9 Syarat Menjadi Imam dalam Salat Berjamaah

Haerani Hambali

Reporter

Rabu, 15 Desember 2021  /  1:58 pm

Imam adalah orang yang memimpin dalam salat berjamaah. Foto: Repro Orami.co.id

KENDARI, TELISIK.ID - Tidak semua orang boleh menjadi imam dalam salat. Ada beberapa syarat yang harus dipenuhi untuk menjadi imam salat  berjamaah.

Rasulullah SAW bersabda, "Yang mengimami suatu kaum (jemaah) itu hendaklah yang paling baik bacaan kitab Allah (Al-Qur'an) nya. Jika di antara mereka itu sama, maka hendaklah yang paling tahu tentang sunnah, dan apabila di antara mereka sama pengetahuannya tentang as-Sunnah, hendaklah yang paling dahulu berhijrah, dan apabila di antara mereka sama dalam berhijrah, hendaklah yang paling dahulu memeluk Islam'. Dalam riwayat lain disebutkan: "Yang paling tua usianya. Janganlah seorang maju menjadi imam salat di tempat kekuasaan orang lain, dan janganlah duduk di rumah orang lain di kursi khusus milik orang tersebut, kecuali diizinkan olehnya." (HR. Muslim).

Melansir Orami.co.id, secara istilah, imam adalah orang yang memimpin dalam salat berjamaah. Imam dalam salat dimaknai sebagai orang yang salatnya diikuti orang lain dengan syarat-syarat yang telah ditentukan dalam syariat. Sebagaimana dikutip dari Ibnu Abdin dalam kitab Hasyiyah.

Jika imam bisa memimpin salat dengan baik, maka baginya dan para makmum pahala yang sempurna. Akan tetapi jika imam ada kesalahan, maka kesalahan tersebut ditanggung oleh imam sendiri dan bagi makmum pahala yang sempurna.

Rasulullah Shallallahu ‘alaihi wasallam bersabda:

“Jika para imam yang salat dengan kalian itu benar maka pahala bagi kalian semua, akan tetapi jika mereka melakukan kesalahan, bagi kalian pahalanya, kesalahannya hanya ditanggung oleh para imam tersebut.”

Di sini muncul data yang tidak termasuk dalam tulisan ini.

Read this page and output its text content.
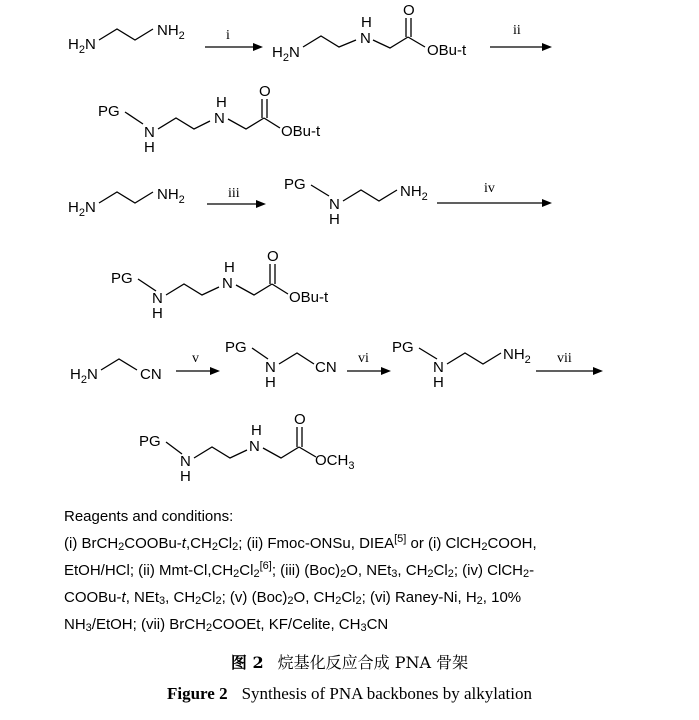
$H_2N$
$NH_2$	i
$H_2N$
H
N
O
OBu-t
ii
PG
N
H
H
N
O
OBu-t
$H_2N$
$NH_2$	iii
PG
N
H
$NH_2$
iv
PG
N
H
H
N
O
OBu-t
$H_2N$	CN
v
PG
N
H
CN
vi
PG
N
H
$NH_2$ vii
PG
N
H
H
N
O
$OCH_3$
Reagents and conditions:
(i) $BrCH_2COOBu-t,CH_2Cl_2$; (ii) Fmoc-ONSu, DIEA[5] or (i) ClCH$_2$COOH,
EtOH/HCl; (ii) Mmt-$Cl,CH_2Cl_2[6]$; (iii) $(Boc)_2O$, NEt$_3$, $CH_2Cl_2$; (iv) ClCH$_2$-
COOBu-t, NEt$_3$, $CH_2Cl_2$; (v) $(Boc)_2O$, $CH_2Cl_2$; (vi) Raney-Ni, $H_2$, 10%
$NH_3$/EtOH; (vii) BrCH$_2$COOEt, KF/Celite, $CH_3CN$
图 2 烷基化反应合成 PNA 骨架
Figure 2 Synthesis of PNA backbones by alkylation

Berikut ini syarat menjadi imam dalam salat berjamaah, dikutip dari detik.com.

1. Beragama Islam

Seorang imam harus beragama Islam. Tidak sah salat yang imamnya orang kafir. Orang yang menjadi makmum dari imam yang kafir harus mengulang salatnya.

Imam Syafi'i dalam Kitab al-Mughni al-Muhtaaj mengatakan:

"Jika diketahui dengan jelas bahwa seorang imam itu kafir atau dari jenis perempuan, maka wajib untuk mengulang salatnya."

2. Berakal sehat

Salat tidak akan sah jika dipimpin oleh orang yang memilliki gangguan jiwa (gila), ling-lung, ataupun orang yang tidak sadar, seperti dalam keadaan mabuk.

Dijelaskan oleh Prof. Dr. Wahbah Az-Zuhaili dalam buku Fiqih Islam Wa Adillatuhu.

“Tidak sah salat yang dilakukan di belakang mereka (orang linglung dan mabuk) berdua, sebagaimana tidak sah salat mereka juga.”

3. Baligh

Istilah baligh dalam Islam merujuk pada seorang Muslim yang sudah dewasa. Secara umum batasan umur baligh perempuan dan laki-laki adalah 17-18 tahun.

Atau ketika laki-laki sudah mengalami mimpi basah dan perempuan sudah mengalami haid.

4. Laki-laki

Menurut Syaikh Abdurrahman Al-Juzairi, tidak sah hukum saat fardhu berjamaah bila dipimpin oleh seorang wanita atau khunsa (berkelamin ganda) sementara makmumnya ada yang laki-laki. Namun, sah bagi seorang wanita bila dipimpin oleh wanita lainnya atau juga seorang khunsa.

Hukum tersebut disepakati oleh tiga mazhab selain mazhab Maliki. Sebab mazhab Maliki melarang keras seorang wanita atau khunsa menjadi imam, siapapun itu makmumnya.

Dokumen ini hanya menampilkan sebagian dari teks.